Wednesday's dump started at the same time research firm Matrixport said it expected "the SEC to reject all proposals in January" for a spot bitcoin ETF. Options analyst GreeksLive shared the outlook, saying that "weakness in crypto mining stocks, and the sell-off in several crypto-related U.S. stocks" had reinforced the market's skepticism.

Yield App's Kiely took the opposite position, telling CoinDesk in an email that reports that the SEC won’t approve a bitcoin spot ETF this month should be ignored.
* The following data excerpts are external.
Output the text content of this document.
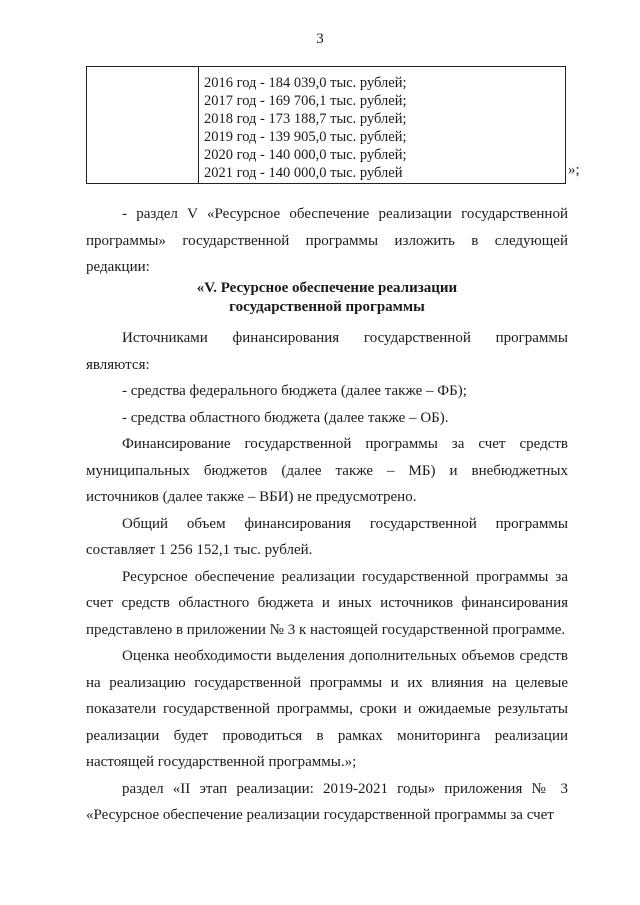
3
2016 год - 184 039,0 тыс. рублей;
2017 год - 169 706,1 тыс. рублей;
2018 год - 173 188,7 тыс. рублей;
2019 год - 139 905,0 тыс. рублей;
2020 год - 140 000,0 тыс. рублей;
2021 год - 140 000,0 тыс. рублей	»;

- раздел V «Ресурсное обеспечение реализации государственной программы» государственной программы изложить в следующей редакции:

«V. Ресурсное обеспечение реализации

государственной программы

Источниками финансирования государственной программы являются:

- средства федерального бюджета (далее также – ФБ);

- средства областного бюджета (далее также – ОБ).

Финансирование государственной программы за счет средств муниципальных бюджетов (далее также – МБ) и внебюджетных источников (далее также – ВБИ) не предусмотрено.

Общий объем финансирования государственной программы составляет 1 256 152,1 тыс. рублей.

Ресурсное обеспечение реализации государственной программы за счет средств областного бюджета и иных источников финансирования представлено в приложении № 3 к настоящей государственной программе.

Оценка необходимости выделения дополнительных объемов средств на реализацию государственной программы и их влияния на целевые показатели государственной программы, сроки и ожидаемые результаты реализации будет проводиться в рамках мониторинга реализации настоящей государственной программы.»;

раздел «II этап реализации: 2019-2021 годы» приложения № 3 «Ресурсное обеспечение реализации государственной программы за счет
"I think it’s still likely that we see an approval from the SEC in January," Keily said. "There is too much pressure and expectation from the world's biggest asset managers for Gary Gensler and the rest of the approval committee to keep kicking the can down the road," referring to the regulator's chairman by name.

"I don’t expect to see a massive sell-the-news event as some have predicted. Rather than falling as low as $32,000, I think that bitcoin will take $50,000 by the end of January and we will see a record print of BTC this year," he said.

Firms such as on-chain data provider CryptoQuant say they expect bitcoin to drop to as low as $32,000 next month following the potential approval of a spot ETF – stating that traders' unrealized profits are currently lingering at a level that historically precedes a so-called correction, which for cryptocurrencies typically refers to a decline of 10% or more.